Their voices were like noises made in free-fall, a glimpse of the abyss from the apogee at the lip of a thrill ride. Then, suddenly, abruptly, their brassy shrillness ceased— all their odd, excited, asexual soprano. Displaced by a screech. Something mechanical. A sick, scraping sound. Something unoiled and harsh. To Schiff’s ears, perfectly pitched for the noises of stuck, soiled machinery, stalled, soured works.

“Take me in there,” he commanded Miss Simmons. “Bring me, take me. Hurry, I have to see! My wheelchair. Damn,” he said, “the brakes are locked. Wait, I’ll unlock them. Shit,” he said, “my feet aren’t on the footrests. Wait, no, those swing into place. No, the whole whoosis swings over. Right. Yeah. Listen, can you lift up my legs? There. Thanks. There. Hey, thank you. Thanks. Push me into the hall.

“Hey,” he called in the hall, “what’s going on?” But he could see what was going on. His Stair-Glide was stuck, on the blink. Engaging the buttons on its arms, Dickerson could not get it to move. All ten of his students were arranged on the stairway.

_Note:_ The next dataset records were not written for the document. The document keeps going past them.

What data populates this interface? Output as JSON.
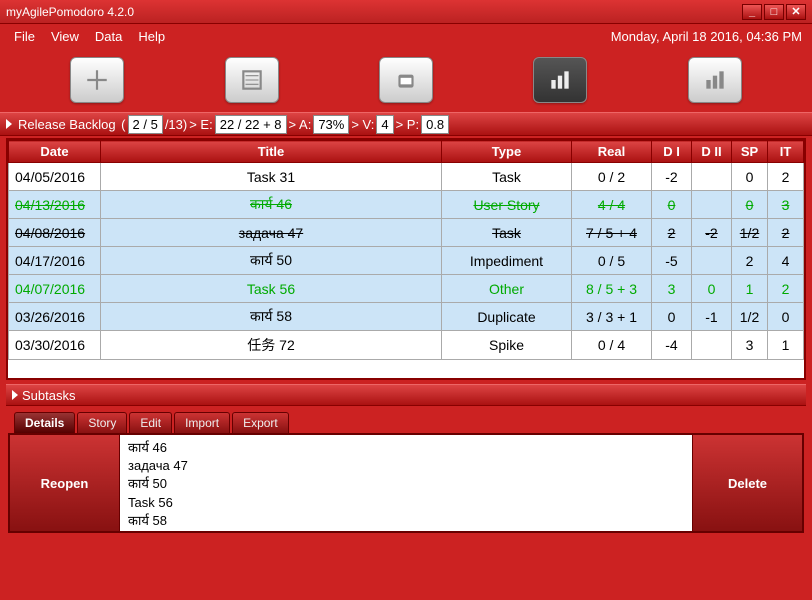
{
  "window": {
    "title": "myAgilePomodoro 4.2.0",
    "datetime": "Monday, April 18 2016, 04:36 PM"
  },
  "menu": {
    "file": "File",
    "view": "View",
    "data": "Data",
    "help": "Help"
  },
  "breadcrumb": {
    "label": "Release Backlog",
    "count_sel": "2 / 5",
    "count_total": "/13)",
    "e_label": "> E:",
    "e_val": "22 / 22 + 8",
    "a_label": "> A:",
    "a_val": "73%",
    "v_label": "> V:",
    "v_val": "4",
    "p_label": "> P:",
    "p_val": "0.8"
  },
  "columns": {
    "date": "Date",
    "title": "Title",
    "type": "Type",
    "real": "Real",
    "d1": "D I",
    "d2": "D II",
    "sp": "SP",
    "it": "IT"
  },
  "rows": [
    {
      "date": "04/05/2016",
      "title": "Task 31",
      "type": "Task",
      "real": "0 / 2",
      "d1": "-2",
      "d2": "",
      "sp": "0",
      "it": "2",
      "sel": false,
      "strike": false,
      "green": false
    },
    {
      "date": "04/13/2016",
      "title": "कार्य 46",
      "type": "User Story",
      "real": "4 / 4",
      "d1": "0",
      "d2": "",
      "sp": "0",
      "it": "3",
      "sel": true,
      "strike": true,
      "green": true
    },
    {
      "date": "04/08/2016",
      "title": "задача 47",
      "type": "Task",
      "real": "7 / 5 + 4",
      "d1": "2",
      "d2": "-2",
      "sp": "1/2",
      "it": "2",
      "sel": true,
      "strike": true,
      "green": false
    },
    {
      "date": "04/17/2016",
      "title": "कार्य 50",
      "type": "Impediment",
      "real": "0 / 5",
      "d1": "-5",
      "d2": "",
      "sp": "2",
      "it": "4",
      "sel": true,
      "strike": false,
      "green": false
    },
    {
      "date": "04/07/2016",
      "title": "Task 56",
      "type": "Other",
      "real": "8 / 5 + 3",
      "d1": "3",
      "d2": "0",
      "sp": "1",
      "it": "2",
      "sel": true,
      "strike": false,
      "green": true
    },
    {
      "date": "03/26/2016",
      "title": "कार्य 58",
      "type": "Duplicate",
      "real": "3 / 3 + 1",
      "d1": "0",
      "d2": "-1",
      "sp": "1/2",
      "it": "0",
      "sel": true,
      "strike": false,
      "green": false
    },
    {
      "date": "03/30/2016",
      "title": "任务 72",
      "type": "Spike",
      "real": "0 / 4",
      "d1": "-4",
      "d2": "",
      "sp": "3",
      "it": "1",
      "sel": false,
      "strike": false,
      "green": false
    }
  ],
  "subtasks": {
    "header": "Subtasks"
  },
  "tabs": {
    "details": "Details",
    "story": "Story",
    "edit": "Edit",
    "import": "Import",
    "export": "Export"
  },
  "buttons": {
    "reopen": "Reopen",
    "delete": "Delete"
  },
  "list": [
    "कार्य 46",
    "задача 47",
    "कार्य 50",
    "Task 56",
    "कार्य 58"
  ]
}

Frozen in his stare, they seemed like deer startled by headlights on the highway, like folks caught confused in a burning building, not knowing which way to turn in the fire, whether to try to make it to the top of the stairs where it wasn’t yet burning, or to plunge through the fire toward the door. Indeed, some seemed headed in one direction, others in another. Ms. Kohm had somehow been stripped of her powers. Schiff, to judge from the way they looked at him, at least temporarily restored to his. Yet he wasn’t sure he wasn’t mistaken about this. Many of them could have been hiding their real attitudes toward him under what might have been smirks behind the hands they held in front of their mouths. Smirks, or fear, or outright laughter.

Clearly they were still under the influence, had not yet come down. Schiff couldn’t understand the cause of their intoxication. He was certain they hadn’t imbibed that much liquor. Unless, again, strangely, he was somehow the cause, his freedom about himself somehow contributing to their vandalism of him.

“What happens now,” he demanded, “what happens now? Am I supposed to sleep on the couch, or what? Look what you’ve done. You’ve busted my Stair-Glide. How do I get upstairs? How do I get upstairs now?”

“That’s nothing to worry about,” Miss Carter explained. “There are ten of us here, eleven counting that one.” She pointed to Miss Simmons. “If worse comes to worse, we could always carry you.”